Degli dodici baroni che sono sopra ordinare tutte le cose del Gran Cane.

Or sappiate veramente che ’l gran sire ha dodici baroni con lui, grandissimi; e quelli sono sopra tutte le cose che bisognano a trentaquattro provincie. E dirovvi loro maniera e loro ordinamenti. E prima vi dico che questi dodici baroni istanno in un palagio dentro a Camblau (Cambaluc): èe molto bello e grande, e ha molte sale e molte magioni e camere. E1 in ciascuna provincia hae uno proccuratore e molti iscrittori in quel palagio, e ciascuno il suo palagio per sè; e questi proccuratori e questi iscrivani fanno tutte quelle cose che fanno bisogno a quelle provincie a cui egli sono deputati; e questo fanno per lo comandamento de’ dodici baroni. E hanno tale signoria, com’io vi dirò: ch’egli alleggono tutti gli signori di quelle provincie ch’io v’ho detto di sopra; e quando egli hanno chiamato quelli che a lor paiono, e gli migliori, egliono il dicono al Gran Cane, e egli gli conferma e fagli cotali tavole d’oro, come a sua signoria si conviene.

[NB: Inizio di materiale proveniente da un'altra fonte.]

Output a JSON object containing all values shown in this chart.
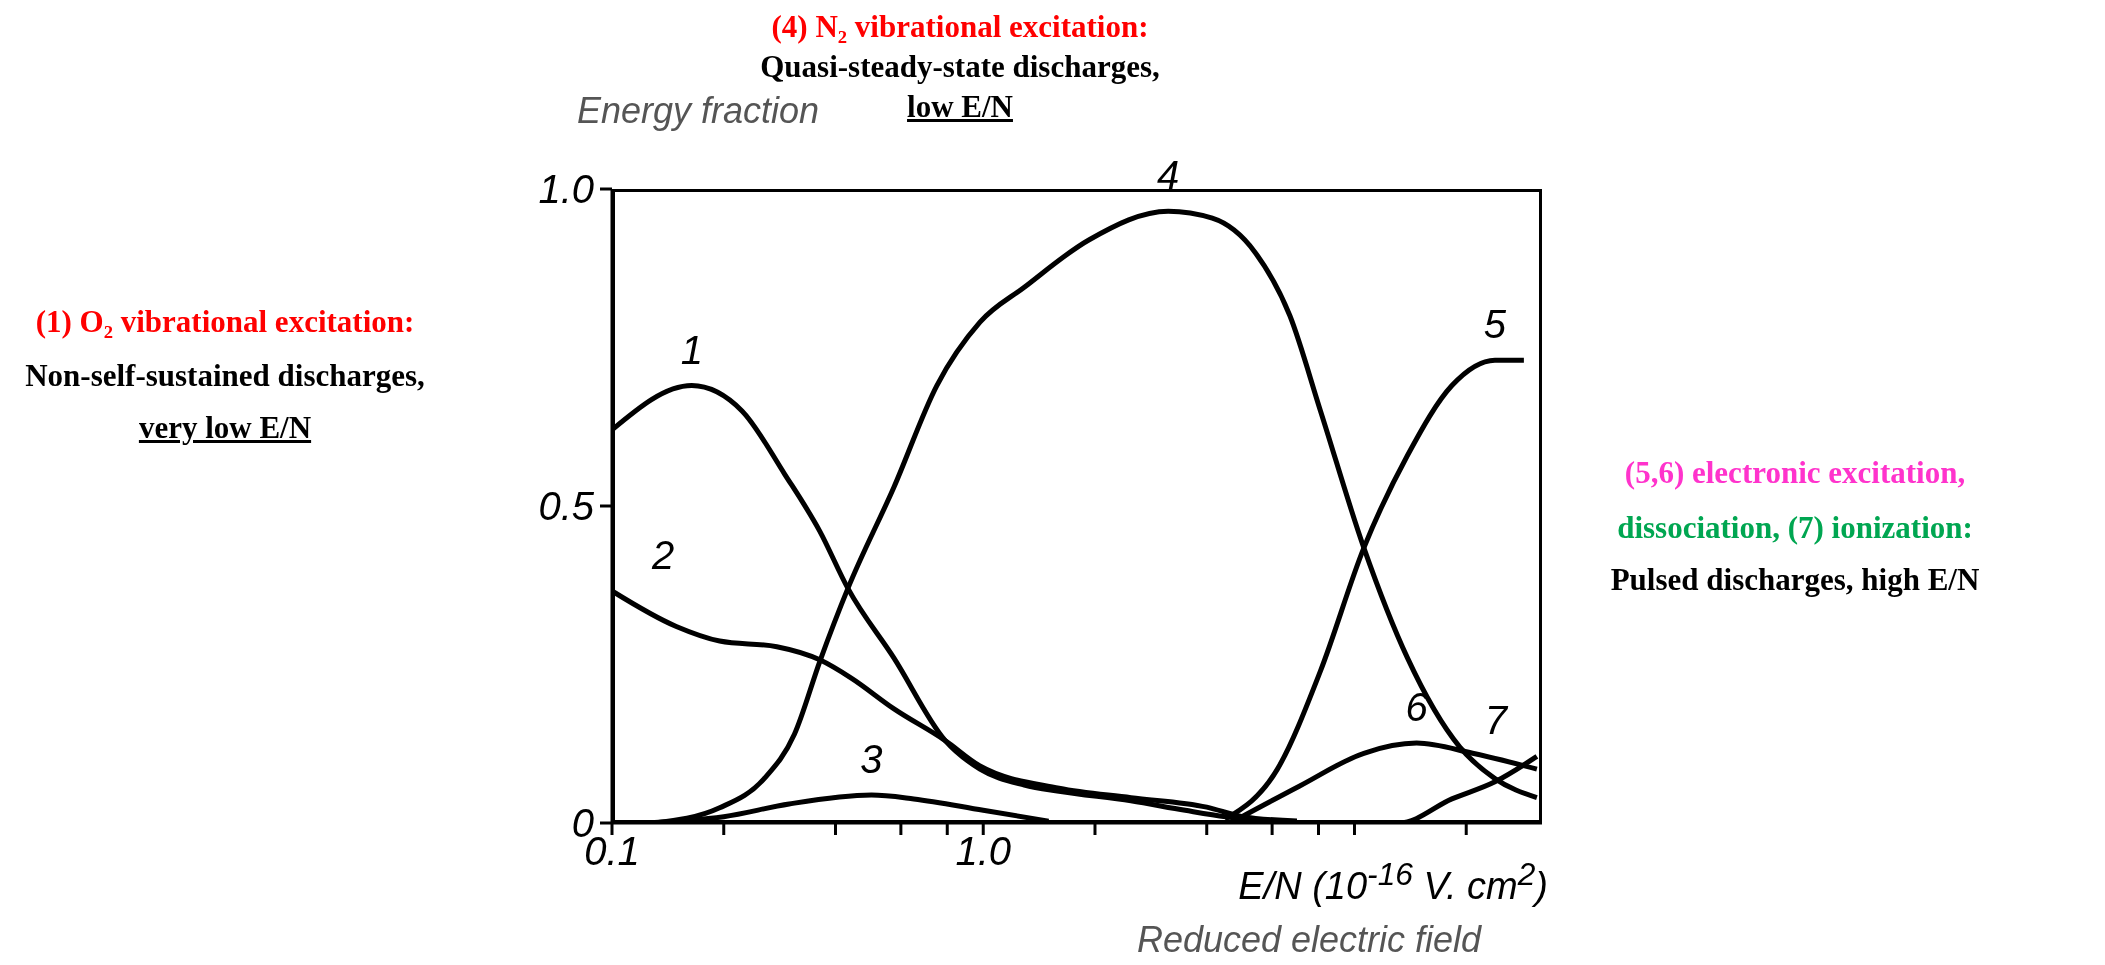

Ancora questi dodici baroni fanno andare l’oste ove si conviene, e del modo, e della quantitá, e d’ogni cosa, secondo la volontá del signore. E com’io vi dico di queste due cose, cosí vi dico di tutte le altre che bisognano a quelle provincie.2 E questa si chiama la «corte maggiore» che sia nella corte del Gran Cane, peroch’egli hanno grande podere di fare bene a cui egliono vogliono. Le Provincie3 non vi conto per nome, peroch’io le vi conterò per

  1. Pad. ano... per cadauna provinzia uno zudexe.
  2. Berl. Pad. E questi sono apellati in la so lengua «scieng», che vuol dir «la corte mazor»; e non ano algun cavo sovra, se non el Gran Can: el palazo dove i demorano altrosi è apellato «scieng».
  3. Berl. no ve dirò mò al presente.